When the book of II Samuel begins, King Saul and his sons Jonathan,
Abinadab and Malchishua have fallen in the lost battle against the
philistines. Thereafter, his cousin Abner, who had been his military
commander, managed to install Saul’s remaining son Ishbaal 1 as King
over the northern half of Israel, with its capital east of the Jordan
river in Mahanaim. David became king over his own tribe of Judah, with
its capital at Hebron.
After years of civil warfare between the two parties, Abner negotiated
an agreement with David, bringing the northern tribes to his side, thus
reuniting all Israel as a single kingdom. Soon after, first Abner and
then Ishbaal were murdered, both crimes perpetrated without prior
knowledge of David and invoking his wrath upon the killers.
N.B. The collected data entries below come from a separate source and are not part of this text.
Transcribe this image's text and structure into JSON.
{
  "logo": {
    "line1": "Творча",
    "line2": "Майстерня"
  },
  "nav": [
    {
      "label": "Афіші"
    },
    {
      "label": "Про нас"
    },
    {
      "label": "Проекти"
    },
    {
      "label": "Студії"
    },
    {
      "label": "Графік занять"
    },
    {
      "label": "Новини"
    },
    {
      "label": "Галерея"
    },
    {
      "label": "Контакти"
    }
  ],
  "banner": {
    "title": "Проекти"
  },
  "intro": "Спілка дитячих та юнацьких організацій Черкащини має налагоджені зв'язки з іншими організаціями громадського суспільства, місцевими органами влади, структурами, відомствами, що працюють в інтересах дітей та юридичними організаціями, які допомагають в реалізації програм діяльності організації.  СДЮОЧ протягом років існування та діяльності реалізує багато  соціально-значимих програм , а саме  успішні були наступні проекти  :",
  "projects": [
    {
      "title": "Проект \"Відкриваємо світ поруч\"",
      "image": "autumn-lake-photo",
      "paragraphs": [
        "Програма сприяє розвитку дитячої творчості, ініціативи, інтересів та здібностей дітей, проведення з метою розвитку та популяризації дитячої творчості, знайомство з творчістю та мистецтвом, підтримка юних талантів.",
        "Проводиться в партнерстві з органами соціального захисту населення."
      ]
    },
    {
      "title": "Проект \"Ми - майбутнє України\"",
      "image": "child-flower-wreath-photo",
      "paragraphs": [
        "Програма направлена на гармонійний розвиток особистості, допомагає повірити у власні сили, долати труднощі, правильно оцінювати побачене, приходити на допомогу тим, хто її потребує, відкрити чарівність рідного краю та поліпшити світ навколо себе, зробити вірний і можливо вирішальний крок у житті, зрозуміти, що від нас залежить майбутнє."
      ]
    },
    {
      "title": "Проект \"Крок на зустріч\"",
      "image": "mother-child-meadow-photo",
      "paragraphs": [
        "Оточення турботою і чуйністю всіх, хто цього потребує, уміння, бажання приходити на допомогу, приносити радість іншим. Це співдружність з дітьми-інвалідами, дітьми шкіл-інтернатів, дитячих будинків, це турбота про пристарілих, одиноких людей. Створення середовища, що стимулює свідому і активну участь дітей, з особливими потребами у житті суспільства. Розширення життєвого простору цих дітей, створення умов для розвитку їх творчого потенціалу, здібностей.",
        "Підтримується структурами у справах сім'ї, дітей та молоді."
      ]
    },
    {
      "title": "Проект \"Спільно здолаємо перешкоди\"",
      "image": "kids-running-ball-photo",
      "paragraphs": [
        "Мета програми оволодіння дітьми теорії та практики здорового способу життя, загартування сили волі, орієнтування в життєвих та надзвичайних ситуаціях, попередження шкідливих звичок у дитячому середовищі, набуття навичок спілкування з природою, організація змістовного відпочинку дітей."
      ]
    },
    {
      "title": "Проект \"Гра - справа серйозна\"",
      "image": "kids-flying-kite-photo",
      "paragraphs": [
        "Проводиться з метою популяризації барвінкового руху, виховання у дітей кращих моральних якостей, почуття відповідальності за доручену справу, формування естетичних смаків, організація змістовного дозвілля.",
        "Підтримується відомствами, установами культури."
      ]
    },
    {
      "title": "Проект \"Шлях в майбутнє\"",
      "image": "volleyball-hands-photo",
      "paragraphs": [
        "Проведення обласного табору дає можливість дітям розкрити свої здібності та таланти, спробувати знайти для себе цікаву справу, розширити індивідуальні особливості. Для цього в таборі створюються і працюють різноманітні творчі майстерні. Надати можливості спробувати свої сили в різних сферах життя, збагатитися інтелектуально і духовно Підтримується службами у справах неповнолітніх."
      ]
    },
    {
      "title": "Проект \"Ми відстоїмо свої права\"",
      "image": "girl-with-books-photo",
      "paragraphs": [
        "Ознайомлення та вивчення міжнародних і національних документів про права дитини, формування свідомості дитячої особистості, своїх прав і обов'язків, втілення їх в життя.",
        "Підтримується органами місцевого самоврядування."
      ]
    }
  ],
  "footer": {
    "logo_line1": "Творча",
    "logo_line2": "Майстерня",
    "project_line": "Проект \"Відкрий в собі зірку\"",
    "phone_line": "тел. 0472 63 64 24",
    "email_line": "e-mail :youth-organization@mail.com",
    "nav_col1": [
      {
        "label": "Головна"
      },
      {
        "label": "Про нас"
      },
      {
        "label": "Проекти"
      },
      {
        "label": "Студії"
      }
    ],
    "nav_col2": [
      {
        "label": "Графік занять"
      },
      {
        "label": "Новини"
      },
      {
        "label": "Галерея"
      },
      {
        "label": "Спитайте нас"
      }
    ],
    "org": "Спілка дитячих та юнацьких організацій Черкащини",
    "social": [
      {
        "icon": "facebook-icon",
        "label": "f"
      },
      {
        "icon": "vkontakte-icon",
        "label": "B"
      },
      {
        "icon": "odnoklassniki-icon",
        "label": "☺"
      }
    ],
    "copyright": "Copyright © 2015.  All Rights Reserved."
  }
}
He was then
recognized by all as King of Israel. He soon proceeded to capture
Jerusalem from the Jebusites and make it the capital of his united
kingdom – a capita; that came to be known as the City of David. There
he established his royal household and his growing family of wives and
children.
MICHAL
David’s first marriage had been contracted in the long past days when he was a young hero at the court of King Saul, and Michal, the King’s younger daughter, fell in love with him. This is a unique instance of the Tnakh telling of a women in love with a man (I Sam. 18:20,28). It does not tell that David loved her, only that he was quite willing to wed the princess, and be the King’s son-in-law (18:26)., this despite the King’s setting a bride-price that required the would-be groom to risk his life by bringing the foreskins of 100 Philistines. .David in fact provided 200 of them. When Saul later sought to slay his son-in-law, Michal braved her father’s often violent wrath to help her husband escape (19:11-13). She herself however was left behind and the King gave her in a second marriage to Paltiel ben Laish.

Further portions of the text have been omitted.